Saat ini, Aipda Robig masih tercatat sebagai anggota Polri dan menerima 75 persen dari gaji pokoknya. Proses sidang banding kode etik diperkirakan akan dilanjutkan setelah putusan pidana memiliki kekuatan hukum tetap (inkrah). Keluarga korban, khususnya ayah almarhum Gamma, Andi Prabowo, juga menanggapi permohonan maaf dan tangisan Aipda Robig di persidangan dengan getir.

“Dia menangis, mungkin masih bisa melihat anaknya.
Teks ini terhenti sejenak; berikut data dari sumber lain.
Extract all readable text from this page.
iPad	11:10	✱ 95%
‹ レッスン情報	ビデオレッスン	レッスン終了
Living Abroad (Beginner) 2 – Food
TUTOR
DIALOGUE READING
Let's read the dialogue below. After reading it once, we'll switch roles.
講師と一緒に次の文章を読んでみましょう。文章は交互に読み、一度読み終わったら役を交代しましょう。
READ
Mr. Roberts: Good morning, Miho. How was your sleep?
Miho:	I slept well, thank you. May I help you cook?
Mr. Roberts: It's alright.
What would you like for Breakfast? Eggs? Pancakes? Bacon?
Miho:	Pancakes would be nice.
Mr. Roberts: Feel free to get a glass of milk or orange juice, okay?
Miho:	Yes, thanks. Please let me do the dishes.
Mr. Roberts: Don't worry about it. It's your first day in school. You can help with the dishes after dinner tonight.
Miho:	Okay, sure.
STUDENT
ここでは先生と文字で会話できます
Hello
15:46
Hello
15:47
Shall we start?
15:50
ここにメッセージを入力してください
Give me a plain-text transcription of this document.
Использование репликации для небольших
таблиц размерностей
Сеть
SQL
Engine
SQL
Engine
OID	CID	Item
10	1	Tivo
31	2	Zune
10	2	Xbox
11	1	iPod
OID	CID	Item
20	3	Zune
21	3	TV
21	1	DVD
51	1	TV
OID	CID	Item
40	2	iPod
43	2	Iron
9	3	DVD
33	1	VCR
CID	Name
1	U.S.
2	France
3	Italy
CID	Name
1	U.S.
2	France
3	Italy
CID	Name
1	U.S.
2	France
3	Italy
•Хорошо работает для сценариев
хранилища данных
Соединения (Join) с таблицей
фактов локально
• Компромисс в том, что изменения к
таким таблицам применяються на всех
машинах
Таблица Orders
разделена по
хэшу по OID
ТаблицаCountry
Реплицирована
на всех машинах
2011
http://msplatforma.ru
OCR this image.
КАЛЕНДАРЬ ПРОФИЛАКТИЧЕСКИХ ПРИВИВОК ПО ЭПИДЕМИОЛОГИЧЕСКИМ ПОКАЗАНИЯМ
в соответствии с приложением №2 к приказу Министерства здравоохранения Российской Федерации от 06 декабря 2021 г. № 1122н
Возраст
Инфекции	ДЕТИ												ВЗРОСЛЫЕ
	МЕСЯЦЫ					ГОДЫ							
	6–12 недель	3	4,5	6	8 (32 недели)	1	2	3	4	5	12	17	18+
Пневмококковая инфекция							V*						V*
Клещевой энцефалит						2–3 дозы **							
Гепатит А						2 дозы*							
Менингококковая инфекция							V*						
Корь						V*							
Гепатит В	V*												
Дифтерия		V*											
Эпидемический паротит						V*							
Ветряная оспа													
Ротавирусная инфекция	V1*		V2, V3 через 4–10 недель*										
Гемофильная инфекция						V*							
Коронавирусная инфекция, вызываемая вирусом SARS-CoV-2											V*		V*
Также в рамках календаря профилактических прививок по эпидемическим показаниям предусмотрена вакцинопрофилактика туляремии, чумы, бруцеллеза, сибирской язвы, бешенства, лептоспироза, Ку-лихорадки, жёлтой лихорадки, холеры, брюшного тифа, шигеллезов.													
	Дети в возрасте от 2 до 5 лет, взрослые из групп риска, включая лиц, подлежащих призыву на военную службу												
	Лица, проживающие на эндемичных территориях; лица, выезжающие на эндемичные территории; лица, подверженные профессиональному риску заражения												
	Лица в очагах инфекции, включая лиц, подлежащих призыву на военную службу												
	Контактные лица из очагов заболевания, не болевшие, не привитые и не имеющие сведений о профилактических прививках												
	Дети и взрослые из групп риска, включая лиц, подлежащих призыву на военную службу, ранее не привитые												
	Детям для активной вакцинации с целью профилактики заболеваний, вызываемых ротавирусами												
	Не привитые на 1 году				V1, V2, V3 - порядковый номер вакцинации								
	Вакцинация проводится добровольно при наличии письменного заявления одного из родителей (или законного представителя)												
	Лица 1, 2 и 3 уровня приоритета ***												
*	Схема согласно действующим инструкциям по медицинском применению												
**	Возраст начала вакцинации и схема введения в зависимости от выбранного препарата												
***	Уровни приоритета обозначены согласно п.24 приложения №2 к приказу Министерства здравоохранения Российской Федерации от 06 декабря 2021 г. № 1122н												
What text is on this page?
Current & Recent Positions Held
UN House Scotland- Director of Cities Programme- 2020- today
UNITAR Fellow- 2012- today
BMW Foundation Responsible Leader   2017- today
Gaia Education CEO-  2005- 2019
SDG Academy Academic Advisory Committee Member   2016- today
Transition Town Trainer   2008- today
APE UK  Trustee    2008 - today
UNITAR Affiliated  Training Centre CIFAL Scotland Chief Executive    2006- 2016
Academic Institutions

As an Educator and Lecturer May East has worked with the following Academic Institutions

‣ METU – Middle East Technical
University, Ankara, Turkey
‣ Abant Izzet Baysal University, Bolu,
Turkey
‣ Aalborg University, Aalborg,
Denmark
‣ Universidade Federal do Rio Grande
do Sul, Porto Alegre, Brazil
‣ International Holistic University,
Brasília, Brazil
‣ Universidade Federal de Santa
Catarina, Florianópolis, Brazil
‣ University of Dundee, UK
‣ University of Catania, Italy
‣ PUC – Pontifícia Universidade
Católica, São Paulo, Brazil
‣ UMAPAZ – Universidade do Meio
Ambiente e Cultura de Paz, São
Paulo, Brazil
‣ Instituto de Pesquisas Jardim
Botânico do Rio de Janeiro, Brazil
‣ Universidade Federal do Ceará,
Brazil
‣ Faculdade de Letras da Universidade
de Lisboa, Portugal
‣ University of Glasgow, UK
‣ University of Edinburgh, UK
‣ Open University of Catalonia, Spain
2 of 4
Sedangkan saya tidak bisa, anak saya sudah meninggal ditembak terdakwa,” ucap Andi, menunjukkan luka mendalam yang dirasakan keluarga korban.

Menunggu Keadilan di Tengah Deru Opini

Keluhan Aipda Robig mengenai pemberitaan media yang menyudutkan menyoroti kompleksitas kasus hukum yang melibatkan figur publik. Dampak opini publik yang terbentuk dari pemberitaan masif bisa sangat luas, memengaruhi tidak hanya mental terdakwa tetapi juga keluarganya, bahkan berpotensi mengganggu jalannya proses peradilan yang adil.

Kasus ini menjadi pengingat penting bagi kita semua tentang tanggung jawab besar media dalam menyajikan informasi yang berimbang dan objektif. Kita berharap proses hukum yang berjalan dapat menemukan keadilan sejati, terlepas dari segala riuh rendahnya opini publik yang terbentuk di luar ruang sidang.